The dog slowly walked up to me, and our eyes met. It might have been my imagination, but there seemed to be an ocean of loneliness in his amber colored gaze, and I stretched out a hand, palm up.
“Hey, buddy,” I murmured. “I’m not gonna hurt you.”
The dog watched my hand and seemed to struggle to make his mind up what to do.
“Sit,” I said, quietly, but firmly.
To my surprise, the dog plopped his butt down, leaned forward slightly, and gave my hand a quick lick.
“Reena,” a voice said behind me, and the dog growled quietly.
Ice had apparently chosen this exact moment to stop ignoring me.
“Get me some goddamned shampoo,” I snapped.
“What?”
“This dog needs a good bath,” I clarified loudly. “I intend to give him one.”

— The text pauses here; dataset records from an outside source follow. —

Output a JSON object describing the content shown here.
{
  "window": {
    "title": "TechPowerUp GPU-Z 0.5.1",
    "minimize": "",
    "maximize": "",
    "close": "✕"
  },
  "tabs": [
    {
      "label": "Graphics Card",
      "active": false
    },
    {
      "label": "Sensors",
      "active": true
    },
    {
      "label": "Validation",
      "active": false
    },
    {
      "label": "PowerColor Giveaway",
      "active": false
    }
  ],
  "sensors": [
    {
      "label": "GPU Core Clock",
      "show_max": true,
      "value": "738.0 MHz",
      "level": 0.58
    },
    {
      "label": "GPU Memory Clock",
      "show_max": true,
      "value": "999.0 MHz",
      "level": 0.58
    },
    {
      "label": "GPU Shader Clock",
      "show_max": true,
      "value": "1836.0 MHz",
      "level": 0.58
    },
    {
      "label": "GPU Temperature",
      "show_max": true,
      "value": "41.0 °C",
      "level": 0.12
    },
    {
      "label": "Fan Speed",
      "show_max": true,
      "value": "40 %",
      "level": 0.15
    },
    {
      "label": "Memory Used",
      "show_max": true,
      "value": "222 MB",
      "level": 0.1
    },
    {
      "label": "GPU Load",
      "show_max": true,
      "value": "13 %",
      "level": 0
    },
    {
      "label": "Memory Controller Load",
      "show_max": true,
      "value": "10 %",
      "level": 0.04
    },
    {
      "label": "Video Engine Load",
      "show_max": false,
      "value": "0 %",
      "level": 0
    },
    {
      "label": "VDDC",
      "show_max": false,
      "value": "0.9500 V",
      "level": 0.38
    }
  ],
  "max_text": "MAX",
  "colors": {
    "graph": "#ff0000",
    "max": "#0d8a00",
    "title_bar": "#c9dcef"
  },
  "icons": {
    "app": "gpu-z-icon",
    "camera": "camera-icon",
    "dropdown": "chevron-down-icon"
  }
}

The silence around us was brief but deafening.
“Yeah, no,” Ice said finally. “Don’t think he’ll agree to that, babe, but you could give him some food.”
I considered this and swallowed a sigh because he was right. The dog was feral enough for a whole group of badasses to want to shoot him, so bringing the animal into my small bathroom and spray him with water was probably not a good thing.
“Do you want breakfast?” I asked the dog quietly and got a quick lick on my hand again, which I interpreted as a yes. “I will do that, Ice,” I said primly. “Tom will appreciate it.”
“Tom?”
I nodded toward the dog to indicate that this was now his name.
“Cruise?” Ice asked, and I saw a smile in his eyes.
“Oh, please,” I snorted. “Petty.”
“Right,” Ice muttered. “Gotcha.”
Then I marched inside to fill a bowl with some of the leftovers from my unsuccessful attempts to get Tobias to eat properly. While Tom ate, it hit me that my son wouldn’t be able to get out of his bedroom and into the bathroom because of the damned wheelchair he shouldn’t need anymore. If he somehow wobbled out into the kitchen, he would have made some coffee, but he wouldn’t have tried to organize breakfast.
I felt like a pretty shitty mother and started pulling out what I’d need to make pancakes, which Toby loved but mostly got when we went out for breakfast because I wasn’t very good at making them.